Honorable Mentions Niche but Mighty
- Thor: Starts off feeling weak, but with attack speed and damage upgrades, he's a monster that can wipe whole waves and chunk bosses.
- Jeff the Land Shark: Don't expect any jägerbombs up there. It's the survivability that Jeff brings in excellent in distracting enemies and reviving teammates exactly what is required in highest-difficulty runs.
The Wall Nightmare 4's Brutality
Everything before was a warm-up. Nightmare 4 is really in a category all on its own. The difficulty spike from Nightmare 3 was off the charts. Zombies hit harder, special infected can one-shot you, and you start off with less points to upgrade with. My team and I slammed our heads on this wall for hours.
What was learned primarily is an early-game strategy has to change completely.
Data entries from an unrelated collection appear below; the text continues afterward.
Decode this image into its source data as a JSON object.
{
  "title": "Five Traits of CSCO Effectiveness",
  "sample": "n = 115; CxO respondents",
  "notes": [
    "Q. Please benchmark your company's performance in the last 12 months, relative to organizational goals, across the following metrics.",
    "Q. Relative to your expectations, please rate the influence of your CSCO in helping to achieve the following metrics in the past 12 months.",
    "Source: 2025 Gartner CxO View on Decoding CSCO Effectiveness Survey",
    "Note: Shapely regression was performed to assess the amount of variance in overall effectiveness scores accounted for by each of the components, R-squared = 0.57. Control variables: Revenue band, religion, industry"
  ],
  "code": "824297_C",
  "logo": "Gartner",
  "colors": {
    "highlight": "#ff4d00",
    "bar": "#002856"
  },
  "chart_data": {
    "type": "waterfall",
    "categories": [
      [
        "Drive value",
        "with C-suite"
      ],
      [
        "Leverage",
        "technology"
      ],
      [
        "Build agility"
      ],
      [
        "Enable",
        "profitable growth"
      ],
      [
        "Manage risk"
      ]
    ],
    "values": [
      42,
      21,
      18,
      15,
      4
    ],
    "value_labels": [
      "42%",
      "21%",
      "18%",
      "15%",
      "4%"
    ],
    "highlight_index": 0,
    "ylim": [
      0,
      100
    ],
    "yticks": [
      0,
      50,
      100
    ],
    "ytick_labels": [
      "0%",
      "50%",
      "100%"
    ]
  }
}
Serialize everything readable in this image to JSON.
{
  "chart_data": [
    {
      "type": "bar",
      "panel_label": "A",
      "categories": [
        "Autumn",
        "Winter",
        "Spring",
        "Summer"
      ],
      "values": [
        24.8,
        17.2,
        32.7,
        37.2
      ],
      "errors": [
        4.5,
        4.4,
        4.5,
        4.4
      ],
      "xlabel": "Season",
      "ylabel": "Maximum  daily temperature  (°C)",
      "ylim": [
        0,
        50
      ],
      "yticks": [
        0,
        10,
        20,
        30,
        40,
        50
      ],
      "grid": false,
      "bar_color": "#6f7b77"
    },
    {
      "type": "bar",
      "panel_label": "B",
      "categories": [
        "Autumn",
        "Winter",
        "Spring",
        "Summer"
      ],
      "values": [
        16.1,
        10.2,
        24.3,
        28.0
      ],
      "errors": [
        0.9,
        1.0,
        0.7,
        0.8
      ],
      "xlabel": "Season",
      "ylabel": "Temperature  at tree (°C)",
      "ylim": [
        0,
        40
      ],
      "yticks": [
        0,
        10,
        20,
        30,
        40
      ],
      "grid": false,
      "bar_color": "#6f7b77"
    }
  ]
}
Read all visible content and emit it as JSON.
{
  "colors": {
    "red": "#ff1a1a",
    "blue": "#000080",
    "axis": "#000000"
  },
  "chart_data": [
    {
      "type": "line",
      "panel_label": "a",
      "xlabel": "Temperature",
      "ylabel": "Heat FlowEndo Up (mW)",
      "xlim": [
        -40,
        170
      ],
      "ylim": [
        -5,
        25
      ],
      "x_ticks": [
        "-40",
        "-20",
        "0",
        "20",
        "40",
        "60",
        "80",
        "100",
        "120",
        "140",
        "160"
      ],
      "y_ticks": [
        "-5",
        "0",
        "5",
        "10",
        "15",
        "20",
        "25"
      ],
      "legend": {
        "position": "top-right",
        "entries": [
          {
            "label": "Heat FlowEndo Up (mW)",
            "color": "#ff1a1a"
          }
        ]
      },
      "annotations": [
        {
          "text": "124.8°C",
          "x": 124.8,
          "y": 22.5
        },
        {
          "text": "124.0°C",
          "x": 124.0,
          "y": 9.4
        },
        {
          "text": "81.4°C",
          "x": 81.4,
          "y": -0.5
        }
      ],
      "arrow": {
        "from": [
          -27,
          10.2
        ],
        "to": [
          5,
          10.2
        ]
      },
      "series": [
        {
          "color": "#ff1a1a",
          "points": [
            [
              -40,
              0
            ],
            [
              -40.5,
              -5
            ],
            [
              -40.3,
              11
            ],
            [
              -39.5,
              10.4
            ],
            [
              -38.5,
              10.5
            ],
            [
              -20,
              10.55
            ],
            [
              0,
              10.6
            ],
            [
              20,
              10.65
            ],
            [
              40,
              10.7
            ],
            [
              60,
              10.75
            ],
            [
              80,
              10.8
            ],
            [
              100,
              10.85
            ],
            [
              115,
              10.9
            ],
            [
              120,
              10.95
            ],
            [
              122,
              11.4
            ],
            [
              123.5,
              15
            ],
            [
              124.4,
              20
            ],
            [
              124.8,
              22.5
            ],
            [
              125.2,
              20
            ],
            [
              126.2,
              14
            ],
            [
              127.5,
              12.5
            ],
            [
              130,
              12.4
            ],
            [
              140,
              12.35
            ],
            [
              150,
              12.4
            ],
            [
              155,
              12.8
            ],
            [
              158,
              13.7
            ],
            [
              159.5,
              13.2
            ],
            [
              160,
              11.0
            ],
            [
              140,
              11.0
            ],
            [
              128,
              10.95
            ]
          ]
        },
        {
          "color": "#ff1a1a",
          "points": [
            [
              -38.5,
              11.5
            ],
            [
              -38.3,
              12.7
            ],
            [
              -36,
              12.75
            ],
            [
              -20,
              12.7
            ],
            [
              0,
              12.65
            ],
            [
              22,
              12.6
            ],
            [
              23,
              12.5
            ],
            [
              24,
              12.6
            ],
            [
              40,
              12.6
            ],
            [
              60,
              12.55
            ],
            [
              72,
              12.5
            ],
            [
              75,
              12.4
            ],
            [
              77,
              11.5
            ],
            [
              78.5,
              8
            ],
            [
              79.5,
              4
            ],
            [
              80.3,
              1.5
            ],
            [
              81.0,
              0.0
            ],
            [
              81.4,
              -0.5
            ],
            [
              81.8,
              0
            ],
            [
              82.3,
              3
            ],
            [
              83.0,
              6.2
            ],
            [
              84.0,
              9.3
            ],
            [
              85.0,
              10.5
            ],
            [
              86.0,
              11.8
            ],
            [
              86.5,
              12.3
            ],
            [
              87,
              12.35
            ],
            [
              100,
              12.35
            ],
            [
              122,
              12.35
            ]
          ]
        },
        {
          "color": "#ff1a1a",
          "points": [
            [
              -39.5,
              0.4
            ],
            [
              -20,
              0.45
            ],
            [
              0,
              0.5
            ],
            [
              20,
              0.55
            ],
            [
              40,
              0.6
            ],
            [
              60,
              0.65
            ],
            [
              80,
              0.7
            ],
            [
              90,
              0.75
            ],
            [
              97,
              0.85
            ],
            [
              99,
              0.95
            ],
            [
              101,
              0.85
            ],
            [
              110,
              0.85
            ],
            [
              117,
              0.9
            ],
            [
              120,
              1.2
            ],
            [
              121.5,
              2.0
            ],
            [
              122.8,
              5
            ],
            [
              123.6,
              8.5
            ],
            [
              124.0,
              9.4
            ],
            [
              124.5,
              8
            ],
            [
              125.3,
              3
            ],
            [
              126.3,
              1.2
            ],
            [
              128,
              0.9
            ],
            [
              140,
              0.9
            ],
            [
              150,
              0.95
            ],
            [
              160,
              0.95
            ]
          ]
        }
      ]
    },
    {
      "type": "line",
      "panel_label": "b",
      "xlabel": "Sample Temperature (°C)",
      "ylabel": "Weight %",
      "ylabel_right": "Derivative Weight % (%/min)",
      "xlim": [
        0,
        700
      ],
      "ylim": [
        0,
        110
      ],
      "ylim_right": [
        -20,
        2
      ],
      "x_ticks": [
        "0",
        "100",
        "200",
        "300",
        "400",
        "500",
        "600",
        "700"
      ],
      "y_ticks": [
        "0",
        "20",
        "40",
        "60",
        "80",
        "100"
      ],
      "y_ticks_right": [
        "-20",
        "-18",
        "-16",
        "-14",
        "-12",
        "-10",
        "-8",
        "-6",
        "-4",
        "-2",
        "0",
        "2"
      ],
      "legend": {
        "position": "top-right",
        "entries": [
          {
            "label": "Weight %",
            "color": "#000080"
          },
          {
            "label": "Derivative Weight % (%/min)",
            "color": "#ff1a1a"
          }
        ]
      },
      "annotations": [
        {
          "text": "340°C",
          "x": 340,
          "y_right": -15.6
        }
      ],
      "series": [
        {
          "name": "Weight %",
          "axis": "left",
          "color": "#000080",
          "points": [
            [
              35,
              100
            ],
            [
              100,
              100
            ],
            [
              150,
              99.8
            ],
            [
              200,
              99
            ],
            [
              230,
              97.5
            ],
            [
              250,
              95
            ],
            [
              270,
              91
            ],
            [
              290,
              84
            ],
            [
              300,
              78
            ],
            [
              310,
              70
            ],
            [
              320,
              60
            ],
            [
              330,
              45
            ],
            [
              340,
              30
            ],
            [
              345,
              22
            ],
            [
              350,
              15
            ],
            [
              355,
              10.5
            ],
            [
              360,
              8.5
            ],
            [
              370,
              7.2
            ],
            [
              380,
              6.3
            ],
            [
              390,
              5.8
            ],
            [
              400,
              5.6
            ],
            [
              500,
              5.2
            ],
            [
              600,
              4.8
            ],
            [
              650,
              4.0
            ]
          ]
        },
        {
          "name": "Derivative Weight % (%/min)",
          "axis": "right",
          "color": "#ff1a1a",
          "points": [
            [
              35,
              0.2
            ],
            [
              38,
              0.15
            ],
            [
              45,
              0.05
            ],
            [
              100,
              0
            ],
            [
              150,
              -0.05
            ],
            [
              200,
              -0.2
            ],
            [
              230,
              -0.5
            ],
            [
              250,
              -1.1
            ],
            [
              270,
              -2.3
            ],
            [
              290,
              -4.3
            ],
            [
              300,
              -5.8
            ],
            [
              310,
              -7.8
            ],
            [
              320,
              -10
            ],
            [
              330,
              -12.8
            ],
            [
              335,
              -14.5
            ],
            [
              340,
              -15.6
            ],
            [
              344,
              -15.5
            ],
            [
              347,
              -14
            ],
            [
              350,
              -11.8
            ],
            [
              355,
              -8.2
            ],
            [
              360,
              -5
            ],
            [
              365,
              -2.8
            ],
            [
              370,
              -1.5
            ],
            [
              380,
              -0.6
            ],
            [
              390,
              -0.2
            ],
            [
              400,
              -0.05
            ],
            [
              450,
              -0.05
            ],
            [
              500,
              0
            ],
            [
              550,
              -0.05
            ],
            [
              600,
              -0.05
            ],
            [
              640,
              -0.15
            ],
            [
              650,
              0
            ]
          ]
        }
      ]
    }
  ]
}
Instead of going all-out for damage, you fast invest in max health. Unless you have it, you're instantly one-shotted by green gunk and charging zombies, making lifesteal builds useless. Surviving the first four rounds to get more upgrade points should be the ultimate goal.
Even after this change in strategy, it became a bloody nightmare. One slip and you're dead. That last boss fight with Wanda (and on round 20 two Wandas) required almost seamless coordination and damage and almost nonstop moving to avoid her truly devastating attacks.
Final Verdict Is Marvel Zombies Worth All the Grind
After ten hours of hardcore gameplay and another solo run that finally got me onto the leaderboard, it was safe to say Marvel Zombies is a great addition to Marvel Rivals. It presents a PvE experience that is chaotic, demanding, and truly entertaining, testing one's skill and strategic thinking.
Pros
- Crazy and Terribly Fun: Nothing like mowing through armies of zombies as any of the heroes.
- Very Replayable: A coming back is warranted, as there are seven difficulties with different hero builds.
- Deceptively Deep Strategy: Winning at higher difficulty requires particular builds, team comps, and strategies.
- Excellent Performance: Game handles turmoil quite steady frame rate.
- Great for Team Play: Great mode to play with friends.
Cons
- Brutal Difficulty Spikes: The jump to Nightmare 4 feels really unfair and frustrating.
- Hero Imbalance: Some heroes like Blade, for this mode, seem much stronger than the others.
- Gameplay Bugs: Certain gameplay issues such as Blade's ultimate getting stuck.
- Repetitive Objective: The central game loop doesn't change much with the last 10 waves.